“Further deterioration in the position of the Jews in the Soviet Union” was reported here last night by Benjamin R. Epstein, national director of the Anti-Defamation League of B’nai B’rith, addressing a dinner of the Czechoslovak National Council, which represents about 300,000 Czechs and Slovaks in this country.
“The present Soviet regime has not relaxed its harsh policies toward Jews, and still seeks to isolate them, encouraging their displacement from all major sectors of public life throughout the USSR,” Mr. Epstein said. “This official policy is being implemented by a virulent and widespread anti-Semitic campaign in the press, which is inciting the public against Soviet Jews, who are being made to feel that they are living in an alien courtyard.”
Mr. Epstein addressed the Council after accepting its Jan Masaryk Award to the Anti-Defamation League “for its fight against bigotry and discrimination and its work in behalf of American democracy and human freedom.” He paid tribute to Thomas Masaryk, founder of the republic of Czechoslovakia as “one of the foremost champions of human rights in modern history,” and to his son, Jan, “a constant fighter for freedom against Nazi and Communist tyranny.”

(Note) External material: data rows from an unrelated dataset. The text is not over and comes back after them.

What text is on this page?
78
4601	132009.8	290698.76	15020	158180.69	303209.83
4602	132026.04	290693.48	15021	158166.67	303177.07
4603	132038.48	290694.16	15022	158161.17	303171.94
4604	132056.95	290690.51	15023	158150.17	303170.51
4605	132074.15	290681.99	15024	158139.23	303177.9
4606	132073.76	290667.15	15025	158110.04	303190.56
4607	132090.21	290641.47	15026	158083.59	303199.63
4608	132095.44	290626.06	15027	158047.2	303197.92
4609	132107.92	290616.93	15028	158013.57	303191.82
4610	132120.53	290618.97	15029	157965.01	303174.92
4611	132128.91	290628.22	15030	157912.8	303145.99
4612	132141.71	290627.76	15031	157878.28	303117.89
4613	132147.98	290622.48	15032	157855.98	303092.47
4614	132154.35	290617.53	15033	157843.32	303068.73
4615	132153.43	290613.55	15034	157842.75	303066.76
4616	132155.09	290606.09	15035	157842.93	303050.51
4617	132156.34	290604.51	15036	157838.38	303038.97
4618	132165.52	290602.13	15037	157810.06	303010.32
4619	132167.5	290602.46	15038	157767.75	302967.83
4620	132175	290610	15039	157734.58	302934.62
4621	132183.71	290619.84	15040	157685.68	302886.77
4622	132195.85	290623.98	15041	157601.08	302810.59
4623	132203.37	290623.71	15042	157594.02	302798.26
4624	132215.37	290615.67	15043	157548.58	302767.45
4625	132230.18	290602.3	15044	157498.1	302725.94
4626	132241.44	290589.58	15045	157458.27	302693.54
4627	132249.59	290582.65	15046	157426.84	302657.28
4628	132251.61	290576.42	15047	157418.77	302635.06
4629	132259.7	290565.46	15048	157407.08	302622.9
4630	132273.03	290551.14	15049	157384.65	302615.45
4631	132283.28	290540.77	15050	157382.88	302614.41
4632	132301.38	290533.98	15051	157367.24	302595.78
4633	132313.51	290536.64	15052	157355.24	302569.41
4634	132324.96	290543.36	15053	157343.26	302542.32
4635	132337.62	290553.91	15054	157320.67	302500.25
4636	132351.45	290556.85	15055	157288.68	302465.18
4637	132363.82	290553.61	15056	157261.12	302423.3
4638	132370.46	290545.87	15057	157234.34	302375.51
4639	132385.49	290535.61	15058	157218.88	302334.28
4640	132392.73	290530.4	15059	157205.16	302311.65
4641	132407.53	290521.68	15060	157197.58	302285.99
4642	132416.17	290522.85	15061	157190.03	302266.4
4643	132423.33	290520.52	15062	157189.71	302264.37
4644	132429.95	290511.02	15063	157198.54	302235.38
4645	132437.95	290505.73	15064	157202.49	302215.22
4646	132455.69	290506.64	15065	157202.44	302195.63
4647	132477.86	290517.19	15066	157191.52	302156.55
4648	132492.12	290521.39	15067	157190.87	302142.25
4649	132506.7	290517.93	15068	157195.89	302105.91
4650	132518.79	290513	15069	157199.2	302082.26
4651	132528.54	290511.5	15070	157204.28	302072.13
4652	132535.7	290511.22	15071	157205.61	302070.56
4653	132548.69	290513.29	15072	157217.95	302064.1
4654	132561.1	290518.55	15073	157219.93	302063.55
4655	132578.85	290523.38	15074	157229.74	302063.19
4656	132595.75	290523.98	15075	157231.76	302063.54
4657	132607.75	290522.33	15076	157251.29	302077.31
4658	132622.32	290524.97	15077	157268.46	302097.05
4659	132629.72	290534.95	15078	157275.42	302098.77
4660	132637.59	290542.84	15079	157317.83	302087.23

The ADL leader said “the present Soviet regime has taken over intact the essential features of Stalin’s irrational policy toward Jews, who continue to be officially deprived of major cultural and religious rights granted to other religious groups and discriminated against in education and employment.” A full report on the subject, called “Anti-Jewish Propaganda in the Soviet Union.” will be published by the ADL soon, he said. The report is being prepared under the supervision of Arnold Forster, the League’s general counsel.
Anti-Jewish articles in the central and provincial newspapers of the USSR have increased in 1959 and 1960, according to Mr. Epstein. In these articles, he said, “Judaism as a religion is denigrated and vilified, its clerical and lay leadership portrayed as swindlers, alcoholics, brawlers and immoralists.” This press campaign has led to the distribution of crackpot and violent anti-Semitic pamphlets and handbills in Moscow. Kharkov, Kiev, Vinnitsa and other cities and the desecration of Jewish cemeteries and synagogues and physical assaults on individual Jews, Mr. Epstein stated.